When I decided to buy R, he was no longer available, and I suspected he might never be again. I thought, “He changed his mind. Maybe he doesn’t want to father so many little children scattered around the world, who would claim his affection and his attention at the lunches in the future.”

I directed my aspirations toward the seed of D, another Italian economist, who spoke English with a pleasant, slight Italian accent. D said he made excellent tiramisu and coconut and lime chicken! He seemed refined, polite, intelligent, but not very affectionate, even cynical and, above all, he hesitated when asked the question, “Would you be willing to be contacted in the future?”

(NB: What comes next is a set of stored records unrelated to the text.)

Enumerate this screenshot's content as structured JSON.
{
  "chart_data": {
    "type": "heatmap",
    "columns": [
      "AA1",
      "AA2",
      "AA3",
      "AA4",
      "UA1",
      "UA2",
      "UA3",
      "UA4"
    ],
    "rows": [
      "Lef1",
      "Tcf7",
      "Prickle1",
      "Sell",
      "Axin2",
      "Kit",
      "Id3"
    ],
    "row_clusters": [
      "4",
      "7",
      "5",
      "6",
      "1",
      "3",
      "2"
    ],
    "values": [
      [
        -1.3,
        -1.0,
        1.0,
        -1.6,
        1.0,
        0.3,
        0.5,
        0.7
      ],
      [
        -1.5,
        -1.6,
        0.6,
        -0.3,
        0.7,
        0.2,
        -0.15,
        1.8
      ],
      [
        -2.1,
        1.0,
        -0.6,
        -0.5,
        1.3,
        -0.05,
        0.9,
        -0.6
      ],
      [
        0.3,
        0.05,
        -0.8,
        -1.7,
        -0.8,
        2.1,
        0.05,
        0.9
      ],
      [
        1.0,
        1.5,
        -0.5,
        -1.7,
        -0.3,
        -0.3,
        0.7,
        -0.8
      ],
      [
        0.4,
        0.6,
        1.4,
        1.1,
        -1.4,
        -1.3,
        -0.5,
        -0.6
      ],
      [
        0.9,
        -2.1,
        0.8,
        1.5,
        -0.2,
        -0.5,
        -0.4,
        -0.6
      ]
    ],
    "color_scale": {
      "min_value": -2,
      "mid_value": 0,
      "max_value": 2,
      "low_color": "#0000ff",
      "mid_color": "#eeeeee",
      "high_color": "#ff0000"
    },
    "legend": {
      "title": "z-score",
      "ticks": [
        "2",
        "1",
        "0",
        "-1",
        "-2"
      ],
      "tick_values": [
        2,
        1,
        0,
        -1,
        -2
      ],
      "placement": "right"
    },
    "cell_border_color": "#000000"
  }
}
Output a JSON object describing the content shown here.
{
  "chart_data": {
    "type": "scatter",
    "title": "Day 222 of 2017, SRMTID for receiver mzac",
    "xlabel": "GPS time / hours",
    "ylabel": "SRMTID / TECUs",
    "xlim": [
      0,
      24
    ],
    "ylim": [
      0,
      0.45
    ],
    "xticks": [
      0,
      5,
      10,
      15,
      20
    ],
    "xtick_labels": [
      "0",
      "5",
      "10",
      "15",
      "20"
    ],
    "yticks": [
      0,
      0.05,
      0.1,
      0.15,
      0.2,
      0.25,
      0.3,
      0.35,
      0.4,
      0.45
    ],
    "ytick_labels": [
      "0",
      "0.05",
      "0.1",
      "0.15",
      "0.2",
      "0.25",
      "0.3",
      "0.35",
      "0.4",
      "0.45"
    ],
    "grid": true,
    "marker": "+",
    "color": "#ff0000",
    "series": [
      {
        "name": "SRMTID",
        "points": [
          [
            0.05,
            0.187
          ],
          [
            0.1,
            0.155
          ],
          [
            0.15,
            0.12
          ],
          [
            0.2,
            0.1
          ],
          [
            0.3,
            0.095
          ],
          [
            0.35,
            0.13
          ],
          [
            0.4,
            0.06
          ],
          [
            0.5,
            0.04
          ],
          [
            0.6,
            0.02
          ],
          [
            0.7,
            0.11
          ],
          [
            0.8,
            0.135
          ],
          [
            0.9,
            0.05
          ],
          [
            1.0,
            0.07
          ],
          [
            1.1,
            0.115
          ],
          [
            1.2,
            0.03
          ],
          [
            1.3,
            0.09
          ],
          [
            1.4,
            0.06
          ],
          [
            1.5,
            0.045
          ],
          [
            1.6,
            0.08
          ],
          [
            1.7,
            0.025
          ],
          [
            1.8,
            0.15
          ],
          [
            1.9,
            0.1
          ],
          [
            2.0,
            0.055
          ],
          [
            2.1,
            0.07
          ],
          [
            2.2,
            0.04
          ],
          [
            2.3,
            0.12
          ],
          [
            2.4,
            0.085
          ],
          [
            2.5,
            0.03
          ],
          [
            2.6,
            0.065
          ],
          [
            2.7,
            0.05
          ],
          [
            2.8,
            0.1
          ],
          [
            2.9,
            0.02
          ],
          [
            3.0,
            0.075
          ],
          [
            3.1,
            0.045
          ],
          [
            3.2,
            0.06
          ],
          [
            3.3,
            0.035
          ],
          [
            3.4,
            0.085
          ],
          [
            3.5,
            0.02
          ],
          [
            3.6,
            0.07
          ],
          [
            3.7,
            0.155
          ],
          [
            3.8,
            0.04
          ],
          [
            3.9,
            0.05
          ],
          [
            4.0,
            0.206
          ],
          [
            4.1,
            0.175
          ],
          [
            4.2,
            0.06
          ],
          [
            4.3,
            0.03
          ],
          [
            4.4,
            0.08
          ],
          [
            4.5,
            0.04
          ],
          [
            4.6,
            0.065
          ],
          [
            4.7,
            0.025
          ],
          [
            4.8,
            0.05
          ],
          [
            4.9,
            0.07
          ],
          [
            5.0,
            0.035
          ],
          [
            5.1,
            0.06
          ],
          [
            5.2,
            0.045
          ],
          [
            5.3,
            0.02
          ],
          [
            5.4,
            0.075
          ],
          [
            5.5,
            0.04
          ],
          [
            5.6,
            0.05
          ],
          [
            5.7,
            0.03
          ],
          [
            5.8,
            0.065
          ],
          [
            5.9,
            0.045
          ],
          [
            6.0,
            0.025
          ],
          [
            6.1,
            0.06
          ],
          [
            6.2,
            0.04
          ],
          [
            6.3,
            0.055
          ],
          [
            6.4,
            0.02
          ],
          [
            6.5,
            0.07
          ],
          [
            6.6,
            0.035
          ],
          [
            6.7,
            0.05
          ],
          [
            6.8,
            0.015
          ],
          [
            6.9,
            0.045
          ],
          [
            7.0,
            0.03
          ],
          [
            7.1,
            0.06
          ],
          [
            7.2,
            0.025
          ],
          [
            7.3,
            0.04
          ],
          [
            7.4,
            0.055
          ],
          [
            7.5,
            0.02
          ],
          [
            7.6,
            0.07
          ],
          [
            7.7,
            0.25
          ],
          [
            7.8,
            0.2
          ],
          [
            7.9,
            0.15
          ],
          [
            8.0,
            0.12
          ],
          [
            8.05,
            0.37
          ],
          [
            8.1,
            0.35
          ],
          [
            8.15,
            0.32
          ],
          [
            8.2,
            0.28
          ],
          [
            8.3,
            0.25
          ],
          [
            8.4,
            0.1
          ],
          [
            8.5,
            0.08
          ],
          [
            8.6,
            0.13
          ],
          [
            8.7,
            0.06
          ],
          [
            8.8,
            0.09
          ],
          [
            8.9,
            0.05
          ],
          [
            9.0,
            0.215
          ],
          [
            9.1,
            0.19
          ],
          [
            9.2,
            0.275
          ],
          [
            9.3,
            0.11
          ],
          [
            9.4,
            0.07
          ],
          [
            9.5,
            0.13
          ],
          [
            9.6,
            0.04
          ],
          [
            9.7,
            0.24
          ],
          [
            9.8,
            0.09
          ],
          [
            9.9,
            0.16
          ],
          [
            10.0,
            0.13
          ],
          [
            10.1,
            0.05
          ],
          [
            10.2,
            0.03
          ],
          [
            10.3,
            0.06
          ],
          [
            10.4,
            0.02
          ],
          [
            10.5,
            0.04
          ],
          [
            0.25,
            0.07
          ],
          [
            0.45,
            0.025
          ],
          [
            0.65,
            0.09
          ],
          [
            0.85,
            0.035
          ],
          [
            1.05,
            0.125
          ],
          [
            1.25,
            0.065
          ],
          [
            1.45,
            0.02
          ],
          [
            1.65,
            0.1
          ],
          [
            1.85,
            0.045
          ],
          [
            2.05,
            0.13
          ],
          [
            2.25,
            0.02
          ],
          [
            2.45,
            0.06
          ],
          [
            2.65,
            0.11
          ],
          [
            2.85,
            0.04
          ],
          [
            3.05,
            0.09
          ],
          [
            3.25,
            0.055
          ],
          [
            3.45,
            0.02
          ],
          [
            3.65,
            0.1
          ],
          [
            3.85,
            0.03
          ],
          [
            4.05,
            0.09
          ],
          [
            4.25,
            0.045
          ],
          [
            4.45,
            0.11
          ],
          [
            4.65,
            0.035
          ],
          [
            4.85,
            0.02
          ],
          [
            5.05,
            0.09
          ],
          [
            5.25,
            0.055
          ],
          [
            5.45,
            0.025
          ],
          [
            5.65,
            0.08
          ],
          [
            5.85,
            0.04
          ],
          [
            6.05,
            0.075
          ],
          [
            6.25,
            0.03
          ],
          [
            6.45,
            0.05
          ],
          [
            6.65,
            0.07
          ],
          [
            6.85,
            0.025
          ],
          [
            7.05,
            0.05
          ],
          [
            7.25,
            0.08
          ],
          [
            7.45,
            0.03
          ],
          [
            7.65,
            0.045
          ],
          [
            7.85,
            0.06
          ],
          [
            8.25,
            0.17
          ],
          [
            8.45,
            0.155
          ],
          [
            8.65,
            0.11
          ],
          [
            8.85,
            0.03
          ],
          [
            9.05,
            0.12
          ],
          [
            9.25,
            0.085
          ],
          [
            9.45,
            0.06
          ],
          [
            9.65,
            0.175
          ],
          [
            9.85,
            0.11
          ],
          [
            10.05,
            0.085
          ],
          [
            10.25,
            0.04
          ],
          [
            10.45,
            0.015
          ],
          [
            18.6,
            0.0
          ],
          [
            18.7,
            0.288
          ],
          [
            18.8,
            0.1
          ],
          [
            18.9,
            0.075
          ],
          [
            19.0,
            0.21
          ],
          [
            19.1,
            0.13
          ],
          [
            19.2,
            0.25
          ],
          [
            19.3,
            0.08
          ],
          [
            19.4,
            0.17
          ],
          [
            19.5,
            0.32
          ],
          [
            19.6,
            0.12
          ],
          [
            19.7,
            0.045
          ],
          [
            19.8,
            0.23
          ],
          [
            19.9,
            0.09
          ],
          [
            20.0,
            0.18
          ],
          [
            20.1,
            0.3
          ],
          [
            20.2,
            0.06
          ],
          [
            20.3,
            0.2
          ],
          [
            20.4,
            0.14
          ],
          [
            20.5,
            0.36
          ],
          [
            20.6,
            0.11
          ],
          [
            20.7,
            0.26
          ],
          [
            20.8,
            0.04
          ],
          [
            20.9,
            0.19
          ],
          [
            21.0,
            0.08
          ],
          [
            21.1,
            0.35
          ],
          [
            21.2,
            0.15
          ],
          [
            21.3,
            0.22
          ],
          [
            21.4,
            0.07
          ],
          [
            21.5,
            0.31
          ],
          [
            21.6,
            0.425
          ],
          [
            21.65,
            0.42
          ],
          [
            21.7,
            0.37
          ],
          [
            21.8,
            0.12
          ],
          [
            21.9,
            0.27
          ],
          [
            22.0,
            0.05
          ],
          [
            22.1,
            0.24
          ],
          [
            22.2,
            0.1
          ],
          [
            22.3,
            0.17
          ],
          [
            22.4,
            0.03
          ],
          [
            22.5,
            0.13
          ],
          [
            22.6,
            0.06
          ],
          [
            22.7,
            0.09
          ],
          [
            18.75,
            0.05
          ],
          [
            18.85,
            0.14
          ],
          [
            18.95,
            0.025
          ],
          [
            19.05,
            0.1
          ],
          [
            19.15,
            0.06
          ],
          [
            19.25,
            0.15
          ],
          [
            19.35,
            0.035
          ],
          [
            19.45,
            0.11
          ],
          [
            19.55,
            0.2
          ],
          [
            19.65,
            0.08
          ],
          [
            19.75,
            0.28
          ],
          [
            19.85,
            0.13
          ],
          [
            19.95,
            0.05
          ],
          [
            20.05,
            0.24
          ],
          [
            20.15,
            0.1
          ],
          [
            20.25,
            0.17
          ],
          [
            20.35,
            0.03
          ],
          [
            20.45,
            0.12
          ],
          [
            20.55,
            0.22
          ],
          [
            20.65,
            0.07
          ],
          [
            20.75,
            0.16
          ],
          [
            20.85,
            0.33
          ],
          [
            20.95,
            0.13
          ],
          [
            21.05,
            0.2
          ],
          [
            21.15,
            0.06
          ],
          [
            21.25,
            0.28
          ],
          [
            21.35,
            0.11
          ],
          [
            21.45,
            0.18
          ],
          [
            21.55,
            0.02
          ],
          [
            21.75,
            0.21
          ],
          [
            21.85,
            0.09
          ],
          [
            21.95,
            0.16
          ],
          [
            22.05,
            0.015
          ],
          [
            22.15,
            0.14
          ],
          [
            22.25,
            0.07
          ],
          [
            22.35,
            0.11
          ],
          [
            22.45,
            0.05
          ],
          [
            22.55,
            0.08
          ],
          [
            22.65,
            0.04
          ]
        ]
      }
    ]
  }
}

“I spoke to one of the counselors about it… It’s not something someone would expect to happen. I’d be fine with the idea now, but I’ll cross that bridge when I come it. I might be a completely different person in eighteen years’ time,” D said apprehensively. He said he didn't want to have children. He said his parents had instilled in him a strong sense of duty but (my guess was) not a lot of affection. I thought of the ancient Roman virtue of pietas and how we shared that common trait of faithful, filial piety. He was a monster too! If I’d had him in front of me, in flesh and blood, I would have loved him, I really think so!

In addition to hearing the voices of these great men, you can also see their handwriting because every man is asked to write a letter to the children of the future. The handwriting in the letters, how they reveal their authors! The letters are often short and incisive, so as not to leave too much room for emotions. Or maybe it’s because of embarrassment, or a desire not to alter the course of your life too much – not to dictate too many rules in a few words, in a letter to the future. Because, as we know, the author is only a seed, not really a father. So, writing the minimum seems appropriate: stepping aside, but choosing a maxim, a phrase that you can remember forever, maybe even get it tattooed on your arm one day, to say, “This is my father, this is the universal principle I inherited from him.” And maybe that's exactly how you'll live your life, thinking about those words, crumbs of love that you'll raise in the paradise of the soul, worshiping them like the gospel of a saint, a holy donor who thought of you, and your mom.

Oh, my imagination! How much judgment on my part, how much fear! How many future thoughts that confuse the present and cloud my choices. How many worries, and you aren't even born! How much responsibility.